Portable apps are applications that are installed on a USB drive or external hard drive, that will run on a (usually windows) computer. To run an application, simply stick the USB drive in to the USB jack on the side of the computer, open the file system, and run the program you want. There’s a suite of apps and instructions available from PortableApps.com. The reason portable apps are so useful is that it allows you to run the programs you need while not saving you information to the computer you’re using at the time. I’m sure you can think of a situation where that would be useful.
Also, you can make a live CD or live USB of a Linux-based operating system, such as Ubuntu. This live CD or USB can be plugged in to the computer while the computer is off, and when the computer is started, you have BIOS boot from the USB drive or CD. This will make the computer run your operating system from the drive in RAM. When you’re done, you shut down the computer, which wipes the RAM, and remove the drive or CD. Using the Live CD or USB lets you do your business on a computer using all your own software from the ground up.

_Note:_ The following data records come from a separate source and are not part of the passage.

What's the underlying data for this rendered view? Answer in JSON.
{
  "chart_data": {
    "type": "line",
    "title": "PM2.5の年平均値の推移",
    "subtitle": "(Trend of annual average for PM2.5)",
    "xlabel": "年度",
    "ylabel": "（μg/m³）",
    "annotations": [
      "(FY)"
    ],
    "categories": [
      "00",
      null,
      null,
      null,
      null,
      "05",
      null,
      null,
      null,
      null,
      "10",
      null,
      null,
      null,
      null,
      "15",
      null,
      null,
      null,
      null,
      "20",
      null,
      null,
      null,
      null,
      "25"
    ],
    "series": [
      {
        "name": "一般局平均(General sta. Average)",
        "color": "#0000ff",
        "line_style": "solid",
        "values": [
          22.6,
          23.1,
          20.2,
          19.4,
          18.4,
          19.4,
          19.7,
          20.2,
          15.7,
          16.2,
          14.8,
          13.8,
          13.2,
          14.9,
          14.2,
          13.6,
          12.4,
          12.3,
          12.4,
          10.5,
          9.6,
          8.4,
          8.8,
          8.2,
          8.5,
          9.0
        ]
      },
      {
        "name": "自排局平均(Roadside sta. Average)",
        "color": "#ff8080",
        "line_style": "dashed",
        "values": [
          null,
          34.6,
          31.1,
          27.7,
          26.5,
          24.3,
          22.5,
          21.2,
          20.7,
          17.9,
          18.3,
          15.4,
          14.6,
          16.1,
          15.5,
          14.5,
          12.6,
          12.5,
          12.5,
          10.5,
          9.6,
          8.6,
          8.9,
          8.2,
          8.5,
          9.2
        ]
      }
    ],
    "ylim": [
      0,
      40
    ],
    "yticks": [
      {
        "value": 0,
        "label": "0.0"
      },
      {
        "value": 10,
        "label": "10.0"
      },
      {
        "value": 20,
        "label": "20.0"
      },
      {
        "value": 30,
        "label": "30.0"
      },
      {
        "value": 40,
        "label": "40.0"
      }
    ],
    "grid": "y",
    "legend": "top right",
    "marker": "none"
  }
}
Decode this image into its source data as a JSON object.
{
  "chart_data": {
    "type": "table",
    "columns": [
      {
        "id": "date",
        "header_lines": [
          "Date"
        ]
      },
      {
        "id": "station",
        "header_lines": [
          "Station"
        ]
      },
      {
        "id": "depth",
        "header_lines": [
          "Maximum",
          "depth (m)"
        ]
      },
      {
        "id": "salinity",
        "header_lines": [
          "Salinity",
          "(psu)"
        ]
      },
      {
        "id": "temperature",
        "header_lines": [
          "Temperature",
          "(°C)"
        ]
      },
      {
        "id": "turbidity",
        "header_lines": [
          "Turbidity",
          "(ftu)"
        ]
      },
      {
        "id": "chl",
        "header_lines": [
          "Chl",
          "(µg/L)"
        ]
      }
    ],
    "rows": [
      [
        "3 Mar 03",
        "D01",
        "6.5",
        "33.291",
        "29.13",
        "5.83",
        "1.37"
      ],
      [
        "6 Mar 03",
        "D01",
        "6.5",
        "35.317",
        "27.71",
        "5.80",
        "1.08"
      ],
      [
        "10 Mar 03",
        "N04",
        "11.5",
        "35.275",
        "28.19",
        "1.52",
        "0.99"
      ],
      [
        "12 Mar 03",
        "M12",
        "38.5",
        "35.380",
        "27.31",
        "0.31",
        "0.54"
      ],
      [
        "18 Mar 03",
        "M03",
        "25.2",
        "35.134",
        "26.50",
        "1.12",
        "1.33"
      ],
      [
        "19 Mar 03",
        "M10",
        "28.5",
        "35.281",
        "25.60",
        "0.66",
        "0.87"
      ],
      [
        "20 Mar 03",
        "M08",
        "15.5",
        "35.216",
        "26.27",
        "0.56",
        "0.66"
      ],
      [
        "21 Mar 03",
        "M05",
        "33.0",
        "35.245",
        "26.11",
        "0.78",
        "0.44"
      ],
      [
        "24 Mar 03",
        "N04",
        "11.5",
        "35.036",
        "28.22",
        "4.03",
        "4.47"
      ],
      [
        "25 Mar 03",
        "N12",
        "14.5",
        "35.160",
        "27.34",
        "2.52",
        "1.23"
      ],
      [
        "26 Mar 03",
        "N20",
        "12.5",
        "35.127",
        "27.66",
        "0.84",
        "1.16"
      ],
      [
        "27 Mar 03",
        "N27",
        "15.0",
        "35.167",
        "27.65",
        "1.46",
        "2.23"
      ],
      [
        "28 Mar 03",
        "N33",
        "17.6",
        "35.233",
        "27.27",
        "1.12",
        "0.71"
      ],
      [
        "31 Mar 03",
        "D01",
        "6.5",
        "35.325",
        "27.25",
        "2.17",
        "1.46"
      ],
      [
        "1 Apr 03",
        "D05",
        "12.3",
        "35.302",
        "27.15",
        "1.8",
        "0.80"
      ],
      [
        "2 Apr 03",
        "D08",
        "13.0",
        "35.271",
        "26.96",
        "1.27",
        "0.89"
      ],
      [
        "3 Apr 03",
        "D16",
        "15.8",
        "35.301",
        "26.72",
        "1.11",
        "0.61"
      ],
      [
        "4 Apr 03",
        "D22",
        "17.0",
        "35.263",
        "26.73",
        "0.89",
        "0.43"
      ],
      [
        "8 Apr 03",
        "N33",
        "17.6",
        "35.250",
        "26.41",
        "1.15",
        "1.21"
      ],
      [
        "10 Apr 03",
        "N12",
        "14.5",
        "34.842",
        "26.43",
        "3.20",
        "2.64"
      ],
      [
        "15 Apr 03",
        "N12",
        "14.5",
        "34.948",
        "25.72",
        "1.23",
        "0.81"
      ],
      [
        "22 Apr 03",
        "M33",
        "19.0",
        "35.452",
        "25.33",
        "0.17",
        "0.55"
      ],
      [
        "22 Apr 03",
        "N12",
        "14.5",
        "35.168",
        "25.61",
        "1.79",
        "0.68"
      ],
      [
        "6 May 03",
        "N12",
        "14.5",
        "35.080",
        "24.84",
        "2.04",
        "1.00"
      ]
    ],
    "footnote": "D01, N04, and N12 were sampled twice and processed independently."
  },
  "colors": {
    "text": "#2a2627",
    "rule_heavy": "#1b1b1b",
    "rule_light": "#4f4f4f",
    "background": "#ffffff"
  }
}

I also have a thought on the management of make complex passwords, but it’s terribly hard to make complex passwords that are memorable. I suggest that you use a program like KeePass. It’s available as a portable app, and on several OS’s. This is a program that makes a password database for you to keep track of your passwords. It will also generate highly randomized, long, probably secure passwords for you, if you like. The database is encrypted (so you do have to memorize at least one strong password), but you can send the encrypted file across computers with ease.